Processor methods
SimpleCleaner
class SimpleCleaner def __init__(self)
Very simple data cleaner.
Methods
Function | Doc |
---|---|
clean | Lower text and removes special stuff. |
clean
clean(text)
Lower text and removes special stuff.
SocialCleaner
class SocialCleaner(object)
Preprocess raw social media data.
This class should handle all the preprocessing done for both the labels
as well as the texts that are provided. Current implementations are the
standard replacement of bbcode, emoticons and urls with their own
TOKENS. These are placed in the basic
preprocessing.
Methods
Function | Doc |
---|---|
clean | Clean according to ALL the preprocessors. |
replace_bbcode_tags | Replace BBCode tags. |
replace_url_email | Replace URLs and e-mail addresses. |
find_emoticons | Replace or find emoticons in given text. |
clean
clean(text)
Clean according to ALL the preprocessors.
replace_bbcode_tags
replace_bbcode_tags(text)
Replace BBCode tags.
Replace all tags with [], which are included in the Netlog data, with a tag consisting of capital letters surrounded by underscores. Typography tags such as [b], [/b], [u], [/u], [i], [/i] (for bold, underlined and italics) are removed. The new tags are: - PHOTO, [photo]116157181[/photo] - VIDEO, [video]nl-9159440[/video] - URL, [url=http://www.adres.be/]Adres[/url] or [/url] - EMOTICON, [love], [@hug], [#clap_anim]
Parameters | Type | Doc |
---|---|---|
text | string | Input text. |
Returns | Type | Doc |
---|---|---|
text | string | The text in which the Netlog tags with [] have been replaced. |
replace_url_email
replace_url_email(text, repl=('_URL_', '_EMAIL_'))
Replace URLs and e-mail addresses.
Replace URLs with the tag URL Replace e-mail addresses with the tag EMAIL
Parameters | Type | Doc |
---|---|---|
text | string | Input text. |
Returns | Type | Doc |
---|---|---|
text | string | The text in which the URLs and e-mail addresses have been replaced. |
find_emoticons
find_emoticons(text, repl="_EMOTICON_")
Replace or find emoticons in given text.
Replace emoticons with a replacement string (default="EMOTICON"). Emoticons can be western (and flipped) -- :), :p, :(, o:, x: -- or eastern ^_^.
Parameters | Type | Doc |
---|---|---|
text | string | Input text. |
Returns | Type | Doc |
---|---|---|
re.sub | string | The text with the emoticons replaced by repl. |
Spacy
class Spacy(object)
Wrapper to spaCy.io. From their docs @ http://http://spacy.io/docs/.

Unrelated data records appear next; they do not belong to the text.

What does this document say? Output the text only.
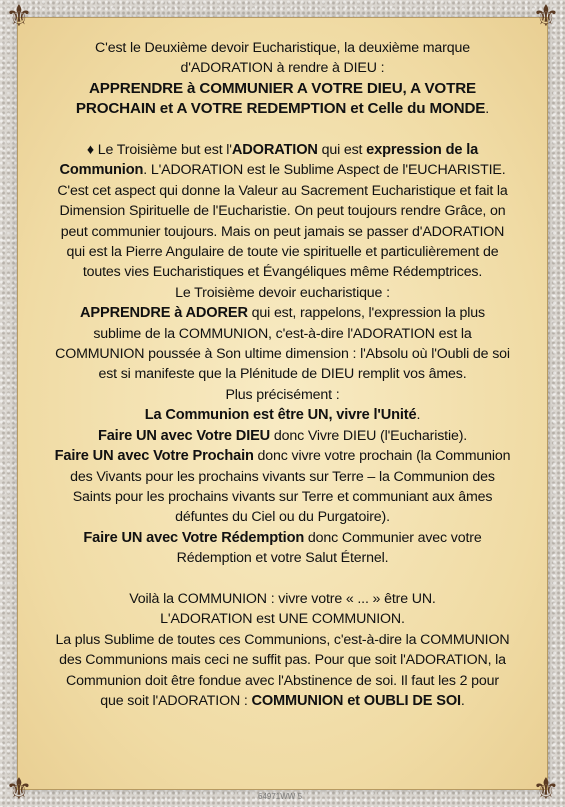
⚜	⚜
⚜	⚜

C'est le Deuxième devoir Eucharistique, la deuxième marque

d'ADORATION à rendre à DIEU :

APPRENDRE à COMMUNIER A VOTRE DIEU, A VOTRE

PROCHAIN et A VOTRE REDEMPTION et Celle du MONDE.

♦ Le Troisième but est l'ADORATION qui est expression de la

Communion. L'ADORATION est le Sublime Aspect de l'EUCHARISTIE.

C'est cet aspect qui donne la Valeur au Sacrement Eucharistique et fait la

Dimension Spirituelle de l'Eucharistie. On peut toujours rendre Grâce, on

peut communier toujours. Mais on peut jamais se passer d'ADORATION

qui est la Pierre Angulaire de toute vie spirituelle et particulièrement de

toutes vies Eucharistiques et Évangéliques même Rédemptrices.

Le Troisième devoir eucharistique :

APPRENDRE à ADORER qui est, rappelons, l'expression la plus

sublime de la COMMUNION, c'est-à-dire l'ADORATION est la

COMMUNION poussée à Son ultime dimension : l'Absolu où l'Oubli de soi

est si manifeste que la Plénitude de DIEU remplit vos âmes.

Plus précisément :

La Communion est être UN, vivre l'Unité.

Faire UN avec Votre DIEU donc Vivre DIEU (l'Eucharistie).

Faire UN avec Votre Prochain donc vivre votre prochain (la Communion

des Vivants pour les prochains vivants sur Terre – la Communion des

Saints pour les prochains vivants sur Terre et communiant aux âmes

défuntes du Ciel ou du Purgatoire).

Faire UN avec Votre Rédemption donc Communier avec votre

Rédemption et votre Salut Éternel.

Voilà la COMMUNION : vivre votre « ... » être UN.

L'ADORATION est UNE COMMUNION.

La plus Sublime de toutes ces Communions, c'est-à-dire la COMMUNION

des Communions mais ceci ne suffit pas. Pour que soit l'ADORATION, la

Communion doit être fondue avec l'Abstinence de soi. Il faut les 2 pour

que soit l'ADORATION : COMMUNION et OUBLI DE SOI.

64971WW 5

"spaCy consists of a vocabulary table that stores lexical types, a pipeline that produce annotations, and three classes to manipulate document, span and token data. The annotations are predicted using statistical models, according to specifications that follow common practice in the research community." spaCy is currently used in Omesa to provide the English part of the backbone. It's faster than CoreNLP, and Python <3. While spaCy can also extract things such as NER (it lacks sentiment and co-reference), this is currently not enabled for Omesa.
Methods
Function | Doc |
---|---|
parse | Extract spaCy tags. |
parse
parse(text)
Extract spaCy tags.
Convert raw text instance into spaCy format. Currently only returns token, lemma, POS.
Parameters | Type | Doc |
---|---|---|
text | string | A raw string of characters. |
Returns | Type | Doc |
---|---|---|
instance | list | The token, lemma, POS list that can be used in featurizers. |
Frog
class Frog(object)
Wrapper to python-frog, loaded from LaMachine.

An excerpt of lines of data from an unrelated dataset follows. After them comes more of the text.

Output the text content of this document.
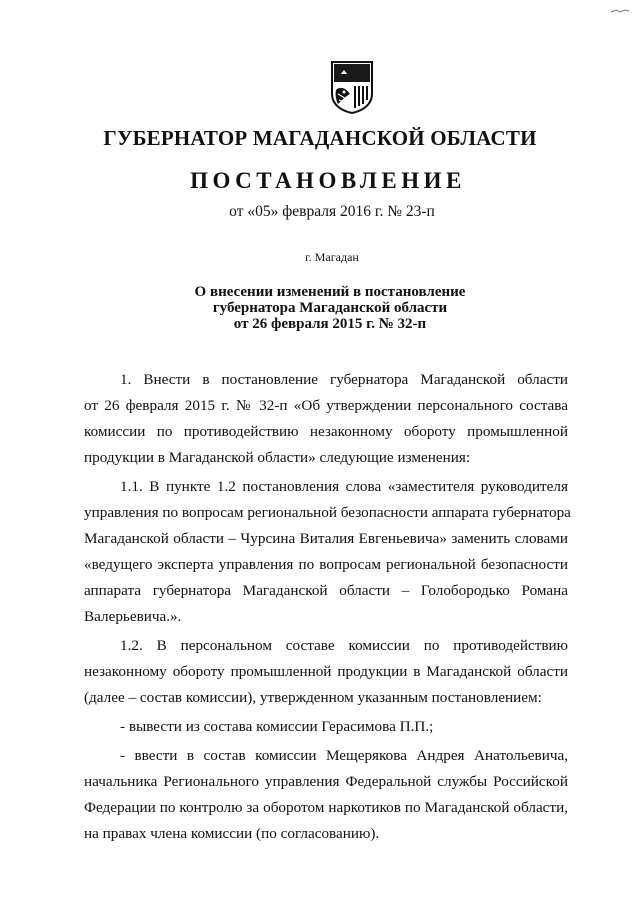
ГУБЕРНАТОР МАГАДАНСКОЙ ОБЛАСТИ
ПОСТАНОВЛЕНИЕ
от «05» февраля 2016 г. № 23-п
г. Магадан
О внесении изменений в постановление
губернатора Магаданской области
от 26 февраля 2015 г. № 32-п
1. Внести в постановление губернатора Магаданской области
от 26 февраля 2015 г. № 32-п «Об утверждении персонального состава
комиссии по противодействию незаконному обороту промышленной
продукции в Магаданской области» следующие изменения:
1.1. В пункте 1.2 постановления слова «заместителя руководителя
управления по вопросам региональной безопасности аппарата губернатора
Магаданской области – Чурсина Виталия Евгеньевича» заменить словами
«ведущего эксперта управления по вопросам региональной безопасности
аппарата губернатора Магаданской области – Голобородько Романа
Валерьевича.».
1.2. В персональном составе комиссии по противодействию
незаконному обороту промышленной продукции в Магаданской области
(далее – состав комиссии), утвержденном указанным постановлением:
- вывести из состава комиссии Герасимова П.П.;
- ввести в состав комиссии Мещерякова Андрея Анатольевича,
начальника Регионального управления Федеральной службы Российской
Федерации по контролю за оборотом наркотиков по Магаданской области,
на правах члена комиссии (по согласованию).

Excerpt from the documentation @ http://ilk.uvt.nl/frog/: Frog is an integration of memory-based natural language processing (NLP) modules developed for Dutch. All NLP modules are based on Timbl, the Tilburg memory-based learning software package. Recently, a dependency parser, a base phrase chunker, and a named-entity recognizer module were added. Where possible, Frog makes use of multi-processor support to run subtasks in parallel. Frog is currently used in Omesa to provide the Dutch part of the backbone. As the other backbones, it currently only uses a subset of features. Full list of potential extractions (not enabled for Omesa) are: - Morphological segmentation (according to MBMA). - Confidence in the POS tag, a number between 0 and 1, representing the probability mass assigned to the best guess tag in the tag distribution. - Named entity type, identifying person (PER), organization (ORG), location (LOC), product (PRO), event (EVE), and miscellaneous (MISC), using a BIO (or IOB2) encoding. - Base (non-embedded) phrase chunk in BIO encoding. - Token number of head word in dependency graph (according to CSI-DP). - Type of dependency relation with head word.
Methods
Function | Doc |
---|---|
parse | Extract frog tags. |
parse
parse(text)
Extract frog tags.
Convert raw text instance into Frog format. Currently only returns token, lemma, POS.
Parameters | Type | Doc |
---|---|---|
text | string | A raw string of characters. |
Returns | Type | Doc |
---|---|---|
instance | list | The token, lemma, POS list that can be used in featurizers. |